The Man Who Knew: John O'Neill

frontline: PBS

In light of Richard Clarke's story about the pushing of terrorism to a back burner, let's all remember another person that the Bush Administration ignored in their rush to Iraq - John O'Neill. He was the FBI's leading expert on al-Qaeda and warned the Bush Administration repeatedly about their reach and drive to attack.

He quit the FBI to become head of security for the World Trade Center, and died in the 9/11 attacks, becoming a painful casulty of the Bush Administration's delegation of al-Qaeda to a back burner.

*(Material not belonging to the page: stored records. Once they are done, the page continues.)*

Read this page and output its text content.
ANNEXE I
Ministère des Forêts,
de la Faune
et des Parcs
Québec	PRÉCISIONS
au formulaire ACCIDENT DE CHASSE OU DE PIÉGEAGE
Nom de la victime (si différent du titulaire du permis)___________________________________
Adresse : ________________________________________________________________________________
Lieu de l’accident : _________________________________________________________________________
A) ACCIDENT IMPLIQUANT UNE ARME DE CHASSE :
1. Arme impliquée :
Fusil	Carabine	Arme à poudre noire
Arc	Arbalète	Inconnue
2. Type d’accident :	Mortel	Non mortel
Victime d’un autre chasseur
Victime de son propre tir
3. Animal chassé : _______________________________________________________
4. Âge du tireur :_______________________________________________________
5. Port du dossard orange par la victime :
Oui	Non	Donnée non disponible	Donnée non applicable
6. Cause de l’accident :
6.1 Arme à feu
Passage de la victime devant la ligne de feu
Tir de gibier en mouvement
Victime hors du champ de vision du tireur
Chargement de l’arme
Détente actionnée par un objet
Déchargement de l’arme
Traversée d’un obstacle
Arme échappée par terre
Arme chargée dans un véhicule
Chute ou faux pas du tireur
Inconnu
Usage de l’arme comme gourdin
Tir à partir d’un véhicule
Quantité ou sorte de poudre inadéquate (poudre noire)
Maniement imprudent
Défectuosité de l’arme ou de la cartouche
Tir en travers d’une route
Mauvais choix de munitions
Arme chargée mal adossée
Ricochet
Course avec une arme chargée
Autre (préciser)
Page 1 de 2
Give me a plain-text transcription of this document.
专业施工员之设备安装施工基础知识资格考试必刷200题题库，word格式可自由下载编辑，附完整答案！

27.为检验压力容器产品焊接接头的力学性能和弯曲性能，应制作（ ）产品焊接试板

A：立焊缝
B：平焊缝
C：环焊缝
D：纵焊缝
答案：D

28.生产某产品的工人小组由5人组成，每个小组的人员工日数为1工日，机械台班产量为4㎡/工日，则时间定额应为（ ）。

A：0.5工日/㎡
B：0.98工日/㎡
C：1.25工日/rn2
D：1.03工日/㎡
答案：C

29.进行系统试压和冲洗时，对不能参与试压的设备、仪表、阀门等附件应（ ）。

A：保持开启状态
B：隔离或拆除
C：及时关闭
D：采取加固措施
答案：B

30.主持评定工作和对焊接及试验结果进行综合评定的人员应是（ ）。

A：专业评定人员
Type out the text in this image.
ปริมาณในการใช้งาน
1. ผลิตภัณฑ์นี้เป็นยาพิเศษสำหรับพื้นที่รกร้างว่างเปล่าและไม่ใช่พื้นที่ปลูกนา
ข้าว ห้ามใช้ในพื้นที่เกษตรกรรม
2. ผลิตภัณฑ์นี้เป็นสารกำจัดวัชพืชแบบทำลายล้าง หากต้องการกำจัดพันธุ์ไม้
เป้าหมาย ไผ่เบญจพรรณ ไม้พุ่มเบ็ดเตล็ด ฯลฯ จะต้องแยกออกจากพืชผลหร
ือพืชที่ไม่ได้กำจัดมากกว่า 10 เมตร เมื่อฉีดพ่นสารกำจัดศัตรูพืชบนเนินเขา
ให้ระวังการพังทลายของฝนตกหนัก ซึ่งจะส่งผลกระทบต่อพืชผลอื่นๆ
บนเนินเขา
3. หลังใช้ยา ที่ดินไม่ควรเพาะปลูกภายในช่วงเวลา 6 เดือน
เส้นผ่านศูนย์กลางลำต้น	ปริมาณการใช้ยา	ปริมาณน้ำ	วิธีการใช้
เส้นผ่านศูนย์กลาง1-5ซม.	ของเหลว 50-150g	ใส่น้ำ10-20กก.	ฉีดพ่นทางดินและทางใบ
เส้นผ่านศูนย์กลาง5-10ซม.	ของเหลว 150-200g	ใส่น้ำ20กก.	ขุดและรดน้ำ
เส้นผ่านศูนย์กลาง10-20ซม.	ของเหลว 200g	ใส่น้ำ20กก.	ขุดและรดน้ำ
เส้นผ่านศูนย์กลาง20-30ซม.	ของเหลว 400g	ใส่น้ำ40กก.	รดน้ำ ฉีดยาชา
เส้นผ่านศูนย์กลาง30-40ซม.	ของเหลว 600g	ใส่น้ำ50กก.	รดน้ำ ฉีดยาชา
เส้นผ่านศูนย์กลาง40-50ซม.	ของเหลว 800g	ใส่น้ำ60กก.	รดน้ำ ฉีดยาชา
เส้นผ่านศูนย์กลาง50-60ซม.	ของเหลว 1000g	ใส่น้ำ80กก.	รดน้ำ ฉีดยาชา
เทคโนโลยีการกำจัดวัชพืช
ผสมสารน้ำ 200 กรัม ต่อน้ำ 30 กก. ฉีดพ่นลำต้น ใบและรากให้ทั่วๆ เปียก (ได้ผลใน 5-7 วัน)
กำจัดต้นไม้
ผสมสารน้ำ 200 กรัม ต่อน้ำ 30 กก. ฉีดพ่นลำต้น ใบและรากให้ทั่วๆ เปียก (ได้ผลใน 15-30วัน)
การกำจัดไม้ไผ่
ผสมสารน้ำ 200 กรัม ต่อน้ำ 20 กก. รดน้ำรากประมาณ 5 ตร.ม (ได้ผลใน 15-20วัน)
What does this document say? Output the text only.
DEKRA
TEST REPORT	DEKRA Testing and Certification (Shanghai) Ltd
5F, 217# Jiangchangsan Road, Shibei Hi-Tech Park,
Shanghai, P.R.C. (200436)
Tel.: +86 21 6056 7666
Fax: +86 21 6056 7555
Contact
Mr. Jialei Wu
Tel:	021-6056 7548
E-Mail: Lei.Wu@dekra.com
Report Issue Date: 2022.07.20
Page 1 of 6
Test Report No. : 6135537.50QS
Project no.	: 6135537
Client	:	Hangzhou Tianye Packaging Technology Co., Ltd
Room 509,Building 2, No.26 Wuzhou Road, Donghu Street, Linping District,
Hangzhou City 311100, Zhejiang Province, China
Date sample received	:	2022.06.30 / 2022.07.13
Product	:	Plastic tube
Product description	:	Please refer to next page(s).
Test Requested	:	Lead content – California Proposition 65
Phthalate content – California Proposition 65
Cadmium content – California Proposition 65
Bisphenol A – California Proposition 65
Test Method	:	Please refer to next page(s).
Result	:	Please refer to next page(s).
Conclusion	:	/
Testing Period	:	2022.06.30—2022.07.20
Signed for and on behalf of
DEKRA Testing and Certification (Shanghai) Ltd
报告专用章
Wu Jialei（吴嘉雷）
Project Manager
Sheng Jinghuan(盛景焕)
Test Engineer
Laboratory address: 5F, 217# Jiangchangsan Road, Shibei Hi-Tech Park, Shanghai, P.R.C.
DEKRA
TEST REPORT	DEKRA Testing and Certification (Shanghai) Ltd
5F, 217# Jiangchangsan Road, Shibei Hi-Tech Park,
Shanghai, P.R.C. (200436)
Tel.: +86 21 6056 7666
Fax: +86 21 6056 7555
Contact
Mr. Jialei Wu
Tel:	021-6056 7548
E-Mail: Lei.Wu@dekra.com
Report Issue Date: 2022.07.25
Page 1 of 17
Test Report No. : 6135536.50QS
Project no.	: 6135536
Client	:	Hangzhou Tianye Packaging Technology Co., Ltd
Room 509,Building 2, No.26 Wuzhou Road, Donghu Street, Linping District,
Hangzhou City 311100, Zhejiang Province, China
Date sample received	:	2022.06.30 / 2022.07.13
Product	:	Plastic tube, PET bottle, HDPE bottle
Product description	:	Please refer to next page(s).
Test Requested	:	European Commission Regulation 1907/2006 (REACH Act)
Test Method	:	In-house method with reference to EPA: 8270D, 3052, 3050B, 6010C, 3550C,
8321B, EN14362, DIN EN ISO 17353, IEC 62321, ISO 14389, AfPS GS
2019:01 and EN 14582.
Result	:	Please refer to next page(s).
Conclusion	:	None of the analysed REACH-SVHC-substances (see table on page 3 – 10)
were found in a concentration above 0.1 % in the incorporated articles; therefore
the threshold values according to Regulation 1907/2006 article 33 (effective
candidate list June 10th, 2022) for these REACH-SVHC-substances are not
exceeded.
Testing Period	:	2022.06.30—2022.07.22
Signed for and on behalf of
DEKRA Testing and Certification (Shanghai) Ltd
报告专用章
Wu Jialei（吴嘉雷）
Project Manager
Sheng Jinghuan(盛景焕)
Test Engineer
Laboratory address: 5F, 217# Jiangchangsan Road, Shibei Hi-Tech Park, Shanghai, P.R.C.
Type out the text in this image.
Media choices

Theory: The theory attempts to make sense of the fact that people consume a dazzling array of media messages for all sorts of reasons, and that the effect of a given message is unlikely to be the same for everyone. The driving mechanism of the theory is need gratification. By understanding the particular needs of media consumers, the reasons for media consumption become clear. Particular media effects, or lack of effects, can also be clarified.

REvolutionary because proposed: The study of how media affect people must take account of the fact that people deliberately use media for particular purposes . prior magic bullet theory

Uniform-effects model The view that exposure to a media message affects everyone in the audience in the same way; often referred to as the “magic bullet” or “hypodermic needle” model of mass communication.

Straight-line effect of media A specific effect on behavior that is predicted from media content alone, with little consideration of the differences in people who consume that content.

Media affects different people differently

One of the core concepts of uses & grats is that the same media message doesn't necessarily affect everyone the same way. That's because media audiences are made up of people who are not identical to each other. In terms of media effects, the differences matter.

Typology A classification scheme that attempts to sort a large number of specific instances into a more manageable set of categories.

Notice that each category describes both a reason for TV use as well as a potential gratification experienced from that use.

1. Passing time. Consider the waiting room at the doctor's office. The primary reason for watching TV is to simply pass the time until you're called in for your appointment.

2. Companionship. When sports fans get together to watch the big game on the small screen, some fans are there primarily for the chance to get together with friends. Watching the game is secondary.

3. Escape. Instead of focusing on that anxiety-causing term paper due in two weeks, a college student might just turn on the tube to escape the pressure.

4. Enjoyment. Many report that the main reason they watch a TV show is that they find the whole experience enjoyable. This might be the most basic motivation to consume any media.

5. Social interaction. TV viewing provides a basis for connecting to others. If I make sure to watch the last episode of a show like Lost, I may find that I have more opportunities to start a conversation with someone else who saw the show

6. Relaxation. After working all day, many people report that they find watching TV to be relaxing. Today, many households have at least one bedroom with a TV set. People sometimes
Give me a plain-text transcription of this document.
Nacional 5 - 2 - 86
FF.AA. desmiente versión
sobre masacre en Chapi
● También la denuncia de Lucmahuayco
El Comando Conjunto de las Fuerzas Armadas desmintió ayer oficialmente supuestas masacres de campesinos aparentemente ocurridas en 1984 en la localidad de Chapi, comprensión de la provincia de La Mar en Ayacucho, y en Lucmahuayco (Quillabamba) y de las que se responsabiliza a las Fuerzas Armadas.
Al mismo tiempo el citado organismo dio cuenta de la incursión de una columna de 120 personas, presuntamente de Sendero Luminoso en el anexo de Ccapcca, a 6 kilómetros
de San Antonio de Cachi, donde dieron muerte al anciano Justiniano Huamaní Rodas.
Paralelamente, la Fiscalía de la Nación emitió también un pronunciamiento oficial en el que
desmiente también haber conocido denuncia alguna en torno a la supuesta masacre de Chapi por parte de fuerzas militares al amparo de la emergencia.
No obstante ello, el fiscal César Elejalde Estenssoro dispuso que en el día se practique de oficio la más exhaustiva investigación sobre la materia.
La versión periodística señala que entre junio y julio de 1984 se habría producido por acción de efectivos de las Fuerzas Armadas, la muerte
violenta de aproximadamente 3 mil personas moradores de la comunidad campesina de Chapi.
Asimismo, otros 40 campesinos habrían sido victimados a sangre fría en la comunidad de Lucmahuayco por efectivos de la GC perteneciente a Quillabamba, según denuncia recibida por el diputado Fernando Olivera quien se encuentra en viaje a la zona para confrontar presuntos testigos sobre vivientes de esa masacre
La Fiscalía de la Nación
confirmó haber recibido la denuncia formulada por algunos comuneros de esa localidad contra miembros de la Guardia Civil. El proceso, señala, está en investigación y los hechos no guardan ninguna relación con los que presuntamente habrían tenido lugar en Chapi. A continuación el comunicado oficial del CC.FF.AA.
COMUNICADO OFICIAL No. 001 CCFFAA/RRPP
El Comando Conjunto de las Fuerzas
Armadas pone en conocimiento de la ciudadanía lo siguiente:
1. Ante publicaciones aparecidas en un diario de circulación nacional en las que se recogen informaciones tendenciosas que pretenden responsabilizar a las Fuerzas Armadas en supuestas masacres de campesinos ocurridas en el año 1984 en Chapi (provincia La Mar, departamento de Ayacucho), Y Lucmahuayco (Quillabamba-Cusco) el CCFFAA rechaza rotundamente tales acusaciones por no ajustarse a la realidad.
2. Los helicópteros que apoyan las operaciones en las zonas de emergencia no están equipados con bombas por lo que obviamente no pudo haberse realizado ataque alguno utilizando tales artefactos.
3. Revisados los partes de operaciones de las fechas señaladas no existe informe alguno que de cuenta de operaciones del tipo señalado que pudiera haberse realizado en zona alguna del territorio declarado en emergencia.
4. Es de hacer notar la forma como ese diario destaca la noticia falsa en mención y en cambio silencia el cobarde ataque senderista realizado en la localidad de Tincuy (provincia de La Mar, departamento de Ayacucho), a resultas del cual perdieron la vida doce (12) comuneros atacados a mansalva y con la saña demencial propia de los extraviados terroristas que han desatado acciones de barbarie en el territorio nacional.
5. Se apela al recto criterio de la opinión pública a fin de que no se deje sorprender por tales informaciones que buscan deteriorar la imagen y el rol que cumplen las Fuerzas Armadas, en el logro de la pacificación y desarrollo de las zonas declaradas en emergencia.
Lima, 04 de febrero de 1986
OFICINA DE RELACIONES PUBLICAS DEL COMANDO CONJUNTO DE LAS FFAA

If the Bush Administration had responded to the increased level of chatter and warnings about an impending al-Qaeda attack, John O'Neill would not have quit. It's interesting that the frontline site asks this question: What if the CIA had shared its information with the FBI? The circumstances for shared information could easily have been the kind of high-level focused meetings that Clinton convened in 1999, when several terrorism attacks were foiled around the turn of the millenium. Every day, the various heads of the intelligence community would have shaken the tree to get the best intelligence available into the hands of people who understood it.

Imagine Richard Clarke, John O'Neill, the Phoenix memo, the CIA information about two hijackers already in the country, and the case file of Zacharias Moussaoui in the same room. It's a world in which the 9/11 attacks would never have happened.

But worrying about al-Qaeda was just so Clinton. And Bush was the anti-Clinton. And so the towers fell.